The smooth functioning of securities markets, in which bonds and stocks are traded, involves several financial institutions, including securities brokers and dealers, investment banks, and organized exchanges. None of these institutions were included in our list of financial intermediaries in Chapter 2, because they do not perform the intermediation function of acquiring funds by issuing liabilities and then using the funds to acquire financial assets. Nonetheless, they are important in the process of channeling funds from savers to spenders and can be thought of as "financial facilitators."

First, however, we must recall the distinction between primary and secondary securities markets discussed in Chapter 2. In a primary market, new issues of a security are sold to buyers by the corporation or government agency borrowing the funds. A secondary market then trades the securities that have been sold in the primary market (and so are secondhand). Investment banks assist in the initial sale of securities in the primary market; securities brokers and dealers assist in the trading of securities in the secondary markets, some of which are organized into exchanges.

Investment Banking

When a corporation wishes to borrow (raise) funds, it normally hires the services of an investment banker to help sell its securities. (Despite its name, an investment bank is not a bank in the ordinary sense; that is, it is not engaged in financial intermediation that takes in deposits and then lends them out.) Some of the well-known U.S. investment banking firms are Merrill Lynch, Salomon Smith Barney, Morgan Stanley Dean Witter, Goldman Sachs, Lehman Brothers, and Credit Suisse First Boston, which have been very successful not only in the United States but outside it as well.

Investment bankers assist in the sale of securities as follows. First, they advise the corporation on whether it should issue bonds or stock. If they suggest that the corporation issue bonds, investment bankers give advice on what the maturity and interest payments on the bonds should be. If they suggest that the corporation should sell stock, they give advice on what the price should be. This is fairly easy to do if the firm has prior issues currently selling in the market, called seasoned issues. However, when a firm issues stock for the first time in an initial public offering (IPO),it is more difficult to determine what the correct price should be. All the skills and expertise of the investment banking firm then need to be brought to bear to determine the most appropriate price. IPOs have become very important in the U.S. economy, because they are a major source of financing for Internet companies, which became all the rage on Wall Street in the late 1990s. Not only have IPOs helped these companies to acquire capital to substantially expand their operations, but they have also made the original owners of these firms very rich. Many a nerdy 20- to 30-year-old became an instant millionaire when his stake in his Internet company was given a high valuation after the initial public offering of shares in the company. However, with the bursting of the tech bubble in 2000, many of them lost much of their wealth when the value of their shares came tumbling down to earth.

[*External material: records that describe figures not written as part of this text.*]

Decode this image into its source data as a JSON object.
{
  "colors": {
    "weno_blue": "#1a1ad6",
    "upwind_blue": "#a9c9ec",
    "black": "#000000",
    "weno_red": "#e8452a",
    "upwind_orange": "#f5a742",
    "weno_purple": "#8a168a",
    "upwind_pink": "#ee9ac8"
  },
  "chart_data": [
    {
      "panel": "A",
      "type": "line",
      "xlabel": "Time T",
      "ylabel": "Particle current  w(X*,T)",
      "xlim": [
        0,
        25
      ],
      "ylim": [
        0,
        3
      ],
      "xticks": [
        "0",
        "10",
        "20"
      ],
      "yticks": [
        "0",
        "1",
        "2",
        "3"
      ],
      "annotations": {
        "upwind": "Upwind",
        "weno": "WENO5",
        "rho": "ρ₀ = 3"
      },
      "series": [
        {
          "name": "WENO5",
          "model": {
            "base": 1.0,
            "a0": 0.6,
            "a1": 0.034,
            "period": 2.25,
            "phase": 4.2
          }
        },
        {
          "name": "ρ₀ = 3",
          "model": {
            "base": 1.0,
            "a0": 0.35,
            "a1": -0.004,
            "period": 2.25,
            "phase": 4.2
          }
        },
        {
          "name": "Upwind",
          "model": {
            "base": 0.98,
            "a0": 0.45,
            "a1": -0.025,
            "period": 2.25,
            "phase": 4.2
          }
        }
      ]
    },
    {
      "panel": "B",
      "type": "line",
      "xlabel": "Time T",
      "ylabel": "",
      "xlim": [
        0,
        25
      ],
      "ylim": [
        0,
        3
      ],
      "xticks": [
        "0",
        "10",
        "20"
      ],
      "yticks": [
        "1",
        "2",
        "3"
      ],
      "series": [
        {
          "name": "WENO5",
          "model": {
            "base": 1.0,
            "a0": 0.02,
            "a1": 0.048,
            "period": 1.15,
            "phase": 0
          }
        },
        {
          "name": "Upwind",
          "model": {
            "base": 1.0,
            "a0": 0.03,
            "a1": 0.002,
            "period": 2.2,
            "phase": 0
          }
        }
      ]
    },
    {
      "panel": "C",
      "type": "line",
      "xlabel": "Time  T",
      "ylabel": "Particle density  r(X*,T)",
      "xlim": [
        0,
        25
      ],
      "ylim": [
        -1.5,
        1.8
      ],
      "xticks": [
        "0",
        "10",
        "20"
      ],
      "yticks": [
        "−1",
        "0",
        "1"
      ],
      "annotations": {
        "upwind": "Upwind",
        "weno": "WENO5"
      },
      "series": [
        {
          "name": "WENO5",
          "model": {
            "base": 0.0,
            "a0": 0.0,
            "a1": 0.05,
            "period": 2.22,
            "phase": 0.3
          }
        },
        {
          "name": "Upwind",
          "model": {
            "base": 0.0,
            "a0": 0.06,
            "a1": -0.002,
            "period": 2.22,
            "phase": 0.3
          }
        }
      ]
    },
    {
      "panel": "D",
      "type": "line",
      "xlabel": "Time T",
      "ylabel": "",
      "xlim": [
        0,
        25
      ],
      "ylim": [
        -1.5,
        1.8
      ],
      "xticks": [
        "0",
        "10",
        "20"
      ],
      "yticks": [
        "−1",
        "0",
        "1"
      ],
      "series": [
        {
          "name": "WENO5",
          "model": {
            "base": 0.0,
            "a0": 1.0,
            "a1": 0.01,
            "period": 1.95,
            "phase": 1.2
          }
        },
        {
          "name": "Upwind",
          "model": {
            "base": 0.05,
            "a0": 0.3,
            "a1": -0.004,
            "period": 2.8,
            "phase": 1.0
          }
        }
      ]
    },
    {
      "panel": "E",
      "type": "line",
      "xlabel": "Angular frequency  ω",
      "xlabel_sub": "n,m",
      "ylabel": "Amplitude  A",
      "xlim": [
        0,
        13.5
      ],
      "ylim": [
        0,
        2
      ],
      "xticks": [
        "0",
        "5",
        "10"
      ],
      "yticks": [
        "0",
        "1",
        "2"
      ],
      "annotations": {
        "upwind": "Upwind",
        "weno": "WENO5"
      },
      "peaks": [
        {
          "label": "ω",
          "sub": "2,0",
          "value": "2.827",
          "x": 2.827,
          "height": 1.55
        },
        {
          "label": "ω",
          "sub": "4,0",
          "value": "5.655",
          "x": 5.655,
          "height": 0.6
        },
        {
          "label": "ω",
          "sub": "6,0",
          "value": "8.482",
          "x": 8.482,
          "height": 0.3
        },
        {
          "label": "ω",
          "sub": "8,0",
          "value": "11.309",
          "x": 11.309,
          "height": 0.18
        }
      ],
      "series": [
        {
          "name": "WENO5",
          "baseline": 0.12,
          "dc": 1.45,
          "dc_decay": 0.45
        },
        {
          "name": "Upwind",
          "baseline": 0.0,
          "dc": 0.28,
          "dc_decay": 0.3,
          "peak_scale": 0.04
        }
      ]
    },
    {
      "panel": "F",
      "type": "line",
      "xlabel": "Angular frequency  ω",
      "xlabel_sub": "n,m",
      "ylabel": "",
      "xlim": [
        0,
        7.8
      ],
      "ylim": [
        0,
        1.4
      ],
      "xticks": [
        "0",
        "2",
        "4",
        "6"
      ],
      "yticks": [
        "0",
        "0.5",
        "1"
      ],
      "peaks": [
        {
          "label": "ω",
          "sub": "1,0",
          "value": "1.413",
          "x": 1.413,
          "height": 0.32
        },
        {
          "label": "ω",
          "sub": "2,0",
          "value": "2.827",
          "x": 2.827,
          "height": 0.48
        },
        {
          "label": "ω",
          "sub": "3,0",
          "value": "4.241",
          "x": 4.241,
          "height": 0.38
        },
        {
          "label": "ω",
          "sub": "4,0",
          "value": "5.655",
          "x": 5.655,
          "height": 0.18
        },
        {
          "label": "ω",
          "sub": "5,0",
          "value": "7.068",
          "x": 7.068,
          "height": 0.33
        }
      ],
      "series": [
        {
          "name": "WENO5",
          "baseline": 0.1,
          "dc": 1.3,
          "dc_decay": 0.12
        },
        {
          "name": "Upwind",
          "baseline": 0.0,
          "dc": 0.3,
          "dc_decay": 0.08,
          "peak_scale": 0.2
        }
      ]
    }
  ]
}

When the corporation decides which kind of financial instrument it will issue, it offers the issue to underwriters—investment bankers that guarantee the corporation a price on the securities and then sell them to the public. If the issue is small, only one investment banking firm underwrites it (usually the original investment banking firm hired to provide advice on the issue). If the issue is large, several investment banking firms form a syndicate to underwrite the issue jointly, thus limiting the risk that any one investment bank must take. The underwriters sell the securities to the general public by contacting potential buyers, such as banks and insurance companies, directly.

The activities of investment bankers and the operation of primary markets are heavily regulated by the Securities and Exchange Commission (SEC), which was created by the Securities and Exchange Acts of 1933 and 1934 to ensure that adequate information reaches prospective investors. Issuers of new securities to the general public (for amounts greater than $1.5 million in a year with a maturity longer than 270 days) must file a registration statement with the SEC and must provide to potential investors a prospectus containing all relevant information on the securities. The issuer must then wait 20 days after the registration statement is filed with the SEC before it can sell any of the securities. If the SEC does not object during the 20-day waiting period, the securities can be sold.